Death rates from coronary heart disease (CHD) in the European Union have decreased by more than half in many countries since the 1980s, according to new research by the British Heart Foundation (BHF).

The finding, published in the European Heart Journal, found that close to all EU countries have experienced a large and significant reduction in death rates from CHD over the past three decades in both women and men, when all ages were observed together.

Coronary heart disease is the number one cause of death in the UK.. CHD is a narrowing of the blood vessels that supply oxygen and blood to the heart.

It is usually caused by plaque accumulation on the artery walls (atherosclerosis). CHD causes chest pain, shortness of breath, heart attack, and other symptoms.

In 2010, deaths rates from heart disease were halved in the US because Americans were smoking less, watching their cholesterol and controlling their high blood pressure. Experts say that drop was also due to therapies for heart disease, but most importantly preventing heart disease from developing in the first place.

In 2009, a study in the Canadian Medical Association Journal reported that the rate of deaths and hospital admissions for heart disease fell by 30% over the previous decade in Canada.

Risk factors for coronary heart disease include:

  • genetics
  • smoking
  • uncontrolled high blood pressure
  • high blood cholesterol
  • diabetes
  • obesity
  • emotional/mental stress

Simon Gillespie, Chief Executive at the British Heart Foundation, said:

“The picture of heart disease mortality may be improving but we’re an awful long way from back-patting and hand-clapping.
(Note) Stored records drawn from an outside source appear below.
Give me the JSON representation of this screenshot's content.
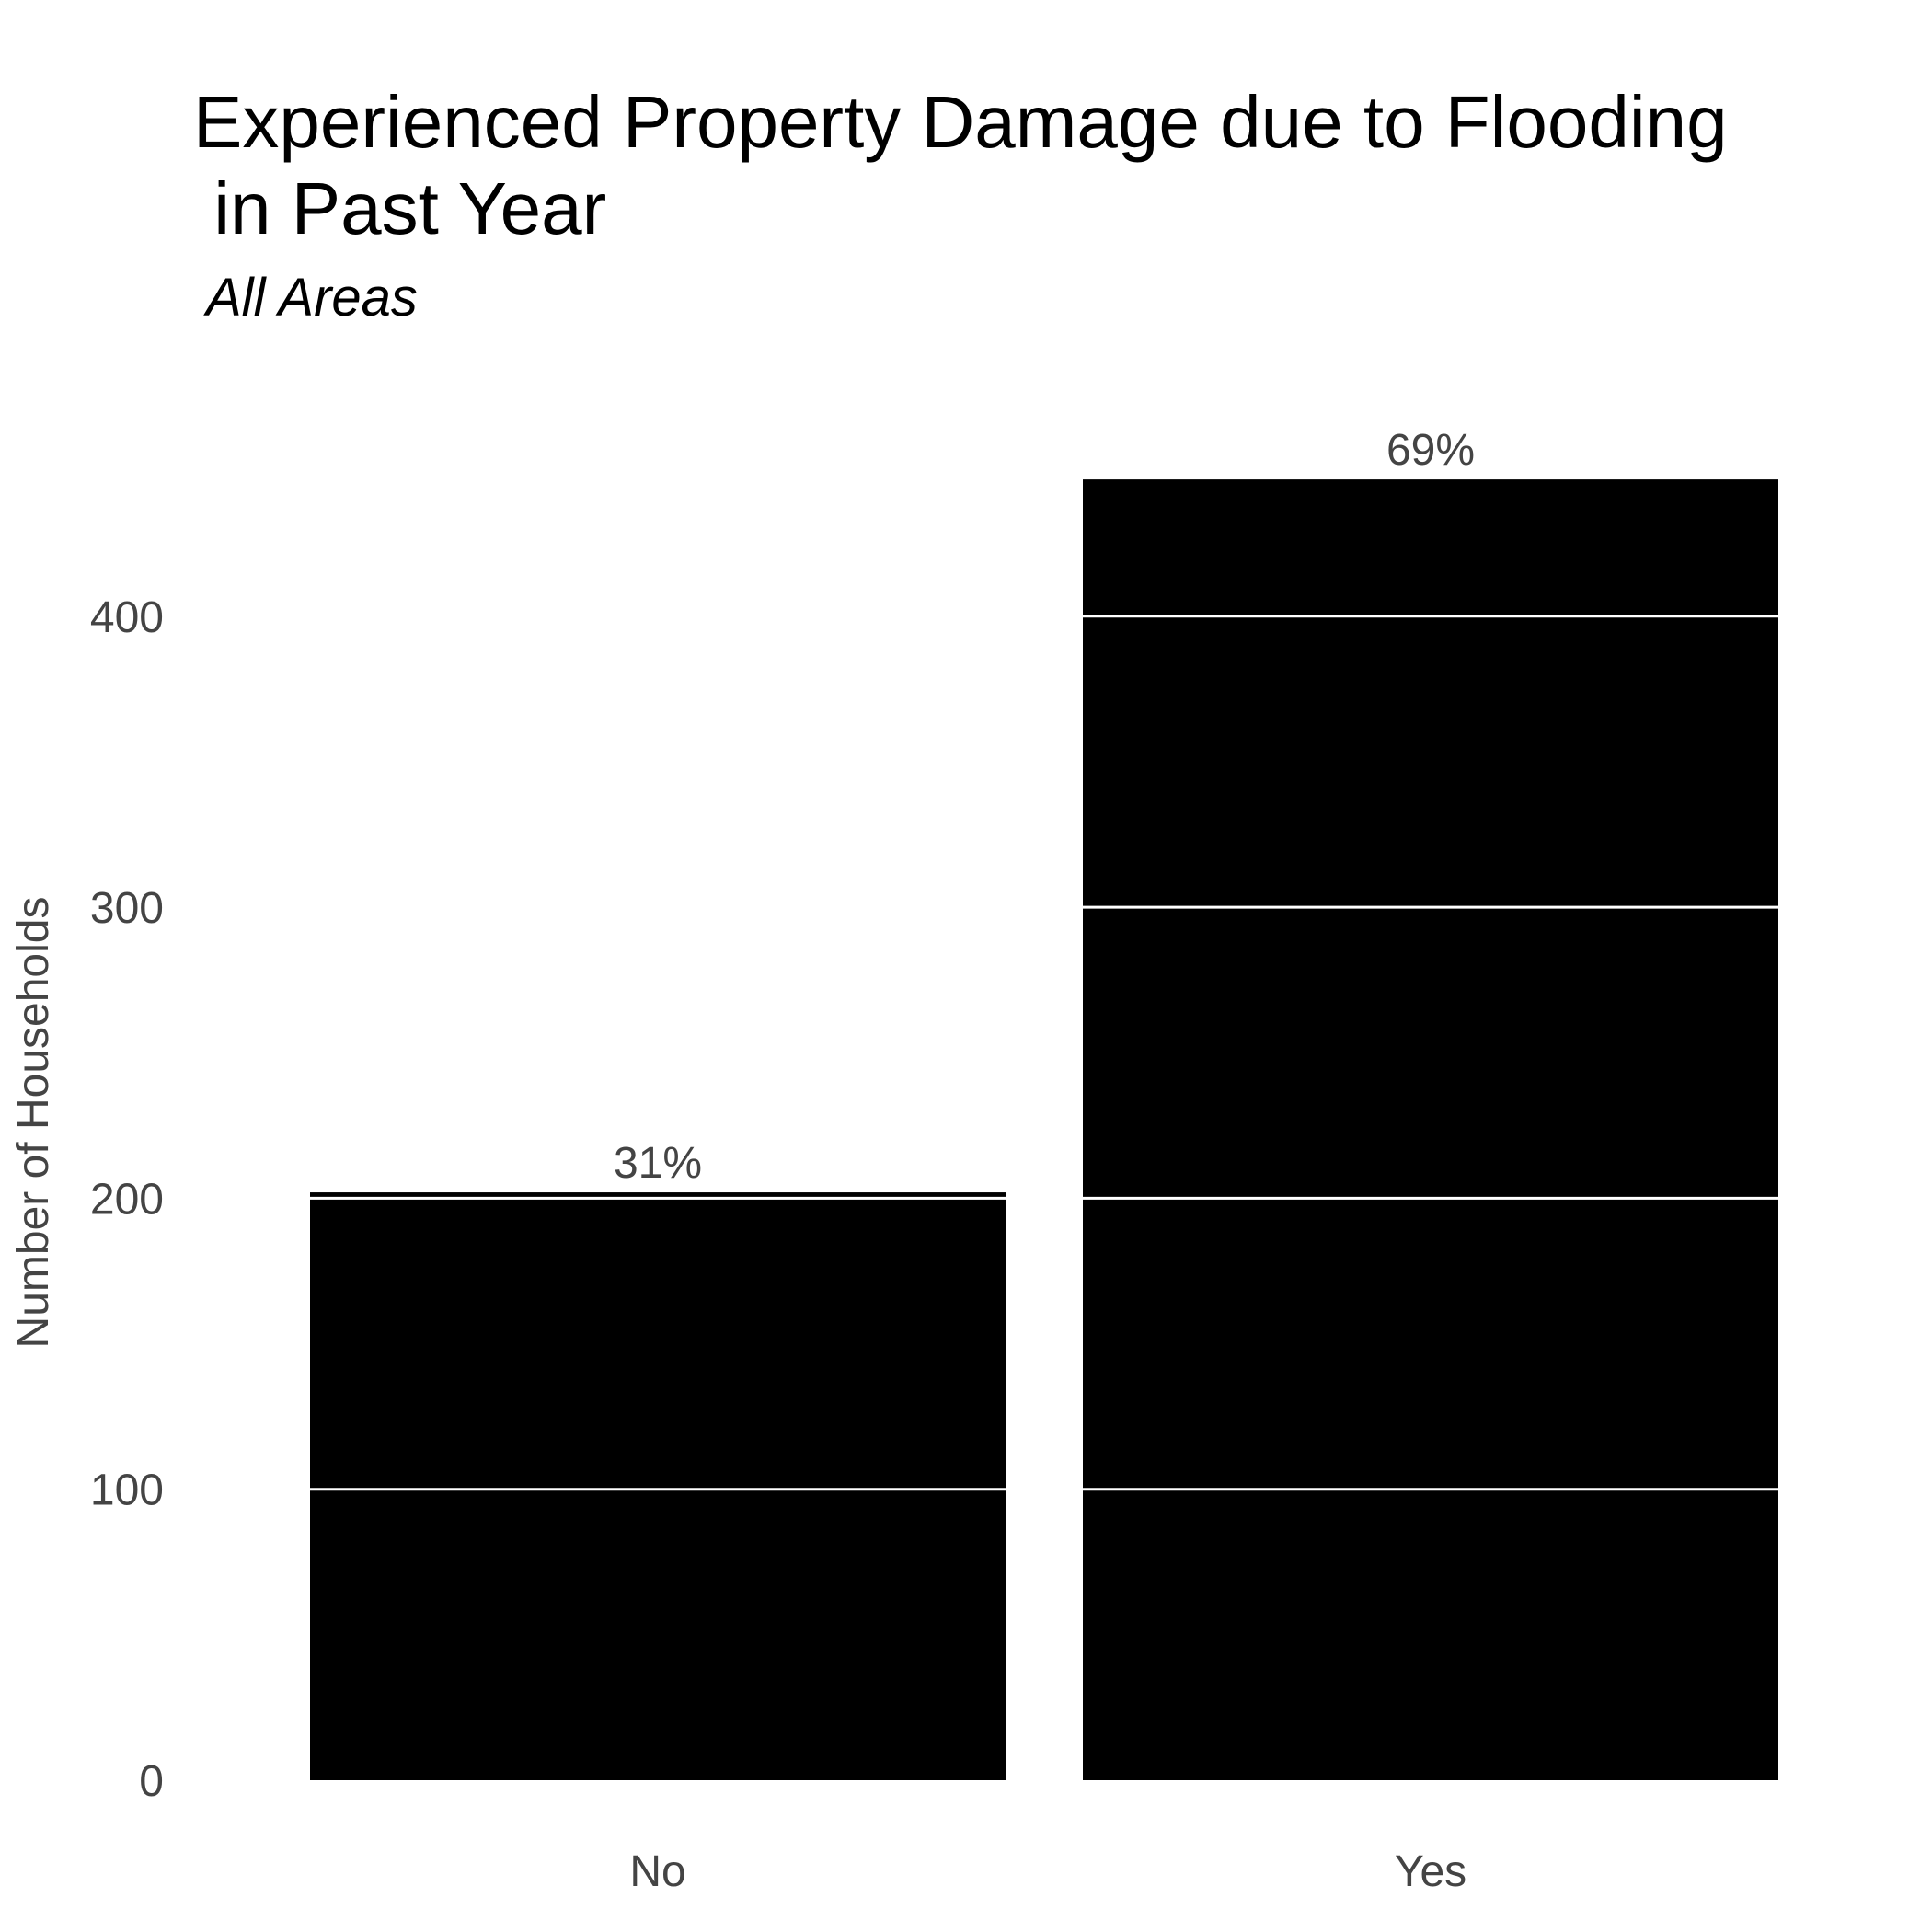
{
  "chart_data": {
    "type": "bar",
    "title": "Experienced Property Damage due to Flooding\n in Past Year",
    "subtitle": "All Areas",
    "xlabel": "",
    "ylabel": "Number of Households",
    "categories": [
      "No",
      "Yes"
    ],
    "values": [
      202,
      447
    ],
    "data_labels": [
      "31%",
      "69%"
    ],
    "ylim": [
      0,
      460
    ],
    "yticks": [
      0,
      100,
      200,
      300,
      400
    ],
    "grid": true,
    "legend": "none",
    "colors": {
      "bar": "#000000",
      "gridline": "#ffffff",
      "background": "#ffffff",
      "text": "#444444",
      "title": "#000000"
    }
  }
}
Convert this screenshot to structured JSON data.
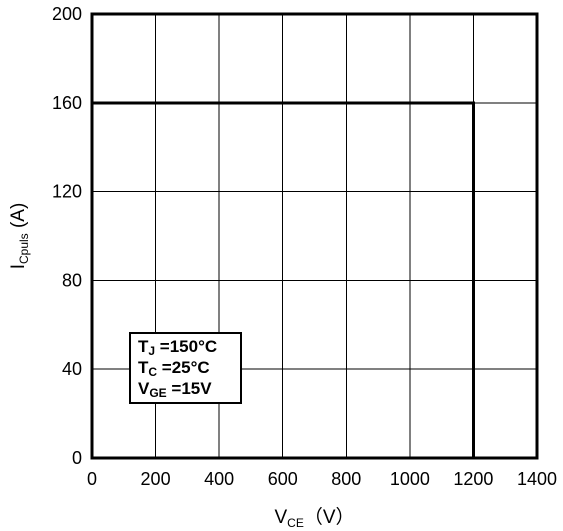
{
  "chart_data": {
    "type": "line",
    "xlabel": {
      "main": "V",
      "sub": "CE",
      "unit": "（V）"
    },
    "ylabel": {
      "main": "I",
      "sub": "Cpuls",
      "unit": " (A)"
    },
    "xlim": [
      0,
      1400
    ],
    "ylim": [
      0,
      200
    ],
    "x_ticks": [
      0,
      200,
      400,
      600,
      800,
      1000,
      1200,
      1400
    ],
    "y_ticks": [
      0,
      40,
      80,
      120,
      160,
      200
    ],
    "grid": true,
    "series": [
      {
        "x": [
          0,
          1200,
          1200
        ],
        "y": [
          160,
          160,
          0
        ]
      }
    ],
    "legend_placement": "lower-left",
    "annotation": [
      {
        "main": "T",
        "sub": "J",
        "rest": " =150°C"
      },
      {
        "main": "T",
        "sub": "C",
        "rest": " =25°C"
      },
      {
        "main": "V",
        "sub": "GE",
        "rest": " =15V"
      }
    ]
  }
}
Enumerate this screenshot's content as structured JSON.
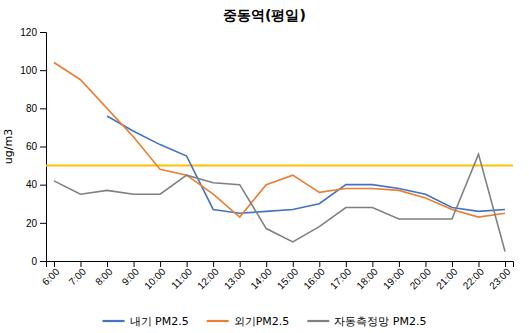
{
  "chart_data": {
    "type": "line",
    "title": "중동역(평일)",
    "y_label": "ug/m3",
    "categories": [
      "6:00",
      "7:00",
      "8:00",
      "9:00",
      "10:00",
      "11:00",
      "12:00",
      "13:00",
      "14:00",
      "15:00",
      "16:00",
      "17:00",
      "18:00",
      "19:00",
      "20:00",
      "21:00",
      "22:00",
      "23:00"
    ],
    "series": [
      {
        "name": "내기 PM2.5",
        "color": "#4472C4",
        "values": [
          null,
          null,
          76,
          68,
          61,
          55,
          27,
          25,
          26,
          27,
          30,
          40,
          40,
          38,
          35,
          28,
          26,
          27
        ]
      },
      {
        "name": "외기PM2.5",
        "color": "#ED7D31",
        "values": [
          104,
          95,
          80,
          65,
          48,
          45,
          35,
          23,
          40,
          45,
          36,
          38,
          38,
          37,
          33,
          27,
          23,
          25
        ]
      },
      {
        "name": "자동측정망 PM2.5",
        "color": "#808080",
        "values": [
          42,
          35,
          37,
          35,
          35,
          45,
          41,
          40,
          17,
          10,
          18,
          28,
          28,
          22,
          22,
          22,
          56,
          5
        ]
      }
    ],
    "threshold": {
      "value": 50,
      "color": "#FFC000"
    },
    "ylim": [
      0,
      120
    ],
    "yticks": [
      0,
      20,
      40,
      60,
      80,
      100,
      120
    ],
    "grid": false,
    "legend": "bottom"
  }
}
More than two million people are battling coronary heart disease in the UK and, while our work in science labs and improving prevention and care has made a huge difference, that’s two million people too many.

After such rapid and far-reaching reforms to our healthcare system, it’s now vitally important politicians and clinicians don’t lose sight of the fact that coronary heart disease is still the UK’s single biggest killer. We must continue our efforts to make sure that no one dies prematurely of heart disease.”